The Apple creator passed away from pancreatic cancer in 2011, and the memoir reflects on the complete rejection Lisa felt as the daughter of Steve Jobs.
Steve Jobs shared three children with his wife Laurene Powell – Reed, Erin Siena and Eve Jobs – and had a complicated relationship with his oldest daughter, Lisa Brennan-Jobs, who he fathered with Chrisann Brennan in 1978. They were just 23.
Despite Chrisann’s insistence the baby was his, the memoir reveals that Steve Jobs demanded a DNA test before he began paying child support for Lisa, an early indication of what would be a tumultuous relationship.
Describing the inequality between her mother and father, Brennan-Jobs grew up with a mum who “supplemented her welfare payments by cleaning houses and waitressing,” Brennan-Jobs wrote in an excerpt published in Vanity Fair.

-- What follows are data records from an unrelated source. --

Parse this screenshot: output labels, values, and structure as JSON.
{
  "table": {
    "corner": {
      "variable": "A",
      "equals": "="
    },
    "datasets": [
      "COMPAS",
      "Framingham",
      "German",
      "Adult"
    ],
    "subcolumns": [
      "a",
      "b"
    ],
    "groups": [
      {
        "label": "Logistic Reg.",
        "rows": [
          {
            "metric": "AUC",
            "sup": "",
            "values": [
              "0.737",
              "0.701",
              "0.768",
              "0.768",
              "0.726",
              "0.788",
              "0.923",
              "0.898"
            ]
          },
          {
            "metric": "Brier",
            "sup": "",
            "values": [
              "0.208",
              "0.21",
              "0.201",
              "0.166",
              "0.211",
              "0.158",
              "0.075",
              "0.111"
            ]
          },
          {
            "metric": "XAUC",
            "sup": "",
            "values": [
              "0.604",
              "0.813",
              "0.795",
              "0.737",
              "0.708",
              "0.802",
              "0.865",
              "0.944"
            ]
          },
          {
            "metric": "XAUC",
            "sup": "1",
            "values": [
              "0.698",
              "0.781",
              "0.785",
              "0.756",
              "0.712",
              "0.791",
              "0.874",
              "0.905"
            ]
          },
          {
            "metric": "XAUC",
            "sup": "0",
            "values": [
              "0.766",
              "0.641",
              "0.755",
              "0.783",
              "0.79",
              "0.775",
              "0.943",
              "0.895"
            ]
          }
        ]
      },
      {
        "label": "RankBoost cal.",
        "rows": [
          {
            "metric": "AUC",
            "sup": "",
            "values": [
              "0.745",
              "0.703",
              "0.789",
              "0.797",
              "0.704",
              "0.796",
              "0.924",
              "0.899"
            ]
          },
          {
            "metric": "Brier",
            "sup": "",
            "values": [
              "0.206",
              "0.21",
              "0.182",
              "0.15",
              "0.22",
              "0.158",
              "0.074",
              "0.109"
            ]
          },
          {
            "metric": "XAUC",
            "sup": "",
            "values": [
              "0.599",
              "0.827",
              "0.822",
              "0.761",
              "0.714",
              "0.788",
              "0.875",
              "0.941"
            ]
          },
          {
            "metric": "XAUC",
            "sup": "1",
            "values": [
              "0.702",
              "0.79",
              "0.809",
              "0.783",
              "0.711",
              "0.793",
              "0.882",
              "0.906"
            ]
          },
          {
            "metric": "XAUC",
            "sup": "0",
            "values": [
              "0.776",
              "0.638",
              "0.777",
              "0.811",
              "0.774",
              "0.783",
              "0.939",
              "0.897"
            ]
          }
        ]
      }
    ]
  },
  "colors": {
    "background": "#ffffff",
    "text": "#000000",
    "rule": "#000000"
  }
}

Her childhood memories of the Apple co-founder paints him as emotionally distant.
She writes about their “once a month” encounters in which he would take her skating, picking her up and taking her home in his Porsche.
“He didn’t talk much. There were long pauses,” she writes.
“A few times, I felt his eyes on me; when I looked up, he looked away.”
Brennan-Jobs recalled that her dad would buy a new Porsche every time he scratched his current one, but when asked if she could “have it when you’re done?” his response was malicious, seemingly abusive, for the sake of it.
“’You’re not getting anything,’ he said. ‘You understand? Nothing. You’re getting nothing.’ Did he mean about the car, something else, bigger? I didn’t know. His voice hurt—sharp, in my chest,” she writes.
By the end of the extract, one thing is clear. Brennan-Jobs longed for her father’s acceptance but he didn’t pull through, even on his death bed.